Effect of glass transition on the hardness of a thermally compressed soup solid

• Published in: Journal of food engineering Vol. 247; pp. 38 - 44
• Main Authors: Mochizuki, Takumi, Sogabe, Tomochika, Hagura, Yoshio, Kawai, Kiyoshi
• Format: Journal Article
• Language: English
• Published: Elsevier Ltd 01.04.2019
• Subjects: Glass transition temperature; Hardness; Soup powder; Thermal compression; Thermal rheological analysis; Soup powder; Thermal rheological analysis; Hardness; Glass transition temperature; Thermal compression
• ISSN: 0260-8774; 1873-5770
• DOI: 10.1016/j.jfoodeng.2018.11.019

This study described the effect of water content on the glass transition temperature (Tg) of a soup powder and the hardness of a soup solid compressed at various temperatures above and below the Tg. Although differential scanning calorimetry showed indistinct glass transition, thermal rheological analysis revealed a clear mechanical glass transition.

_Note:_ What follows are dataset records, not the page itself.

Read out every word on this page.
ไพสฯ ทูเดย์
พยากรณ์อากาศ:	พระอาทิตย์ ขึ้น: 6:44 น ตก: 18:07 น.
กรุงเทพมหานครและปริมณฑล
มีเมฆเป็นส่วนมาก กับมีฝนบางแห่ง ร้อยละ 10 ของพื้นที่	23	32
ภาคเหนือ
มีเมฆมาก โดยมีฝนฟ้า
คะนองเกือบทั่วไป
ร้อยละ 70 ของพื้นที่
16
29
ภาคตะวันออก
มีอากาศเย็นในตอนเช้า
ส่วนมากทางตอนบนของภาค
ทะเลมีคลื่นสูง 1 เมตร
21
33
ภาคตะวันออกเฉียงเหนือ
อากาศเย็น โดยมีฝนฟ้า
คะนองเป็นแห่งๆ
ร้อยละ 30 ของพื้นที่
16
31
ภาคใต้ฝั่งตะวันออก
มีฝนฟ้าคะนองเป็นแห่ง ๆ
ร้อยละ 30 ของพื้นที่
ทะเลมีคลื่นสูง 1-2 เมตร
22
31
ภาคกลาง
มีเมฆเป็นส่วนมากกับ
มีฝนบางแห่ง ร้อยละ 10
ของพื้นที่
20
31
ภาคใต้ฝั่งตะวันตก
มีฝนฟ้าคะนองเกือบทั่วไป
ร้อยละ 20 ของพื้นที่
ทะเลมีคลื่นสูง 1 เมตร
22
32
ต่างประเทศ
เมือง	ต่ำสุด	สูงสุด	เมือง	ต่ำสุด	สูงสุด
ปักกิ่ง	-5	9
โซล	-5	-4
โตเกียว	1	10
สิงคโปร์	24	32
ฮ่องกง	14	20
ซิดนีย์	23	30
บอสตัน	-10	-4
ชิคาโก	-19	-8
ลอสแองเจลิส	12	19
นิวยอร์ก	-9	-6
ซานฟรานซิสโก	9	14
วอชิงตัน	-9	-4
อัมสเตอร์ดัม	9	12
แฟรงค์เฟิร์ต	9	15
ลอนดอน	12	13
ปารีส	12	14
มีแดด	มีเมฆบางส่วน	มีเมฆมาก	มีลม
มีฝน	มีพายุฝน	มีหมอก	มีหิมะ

The mechanical Tg decreased as water activity (or water content) increased because of a water-plasticizing effect. Since X-ray diffraction showed peaks reflecting crystalline NaCl, lactose, and sucrose, the amorphous region in the soup powder likely consisted mainly of vegetable, yeast, beef, and chicken extracts. The fractural stress of the thermally compressed soup solid increased with water activity of the samples, compressed height (density), and temperature. The results showed that the fractural stress of the soup solid increased dramatically when it was compressed at a temperature above the mechanical Tg. •Tg of the soup powder samples could be evaluated by thermal rheological analysis.•DSC thermograms showed endothermic peaks due to the melting of fat.•X-ray diffraction identified crystalline NaCl, lactose and sucrose.•Fractural stress of the soup solid increased when it was compressed above the Tg.•Fractural stress of the soup solid increased with sample density.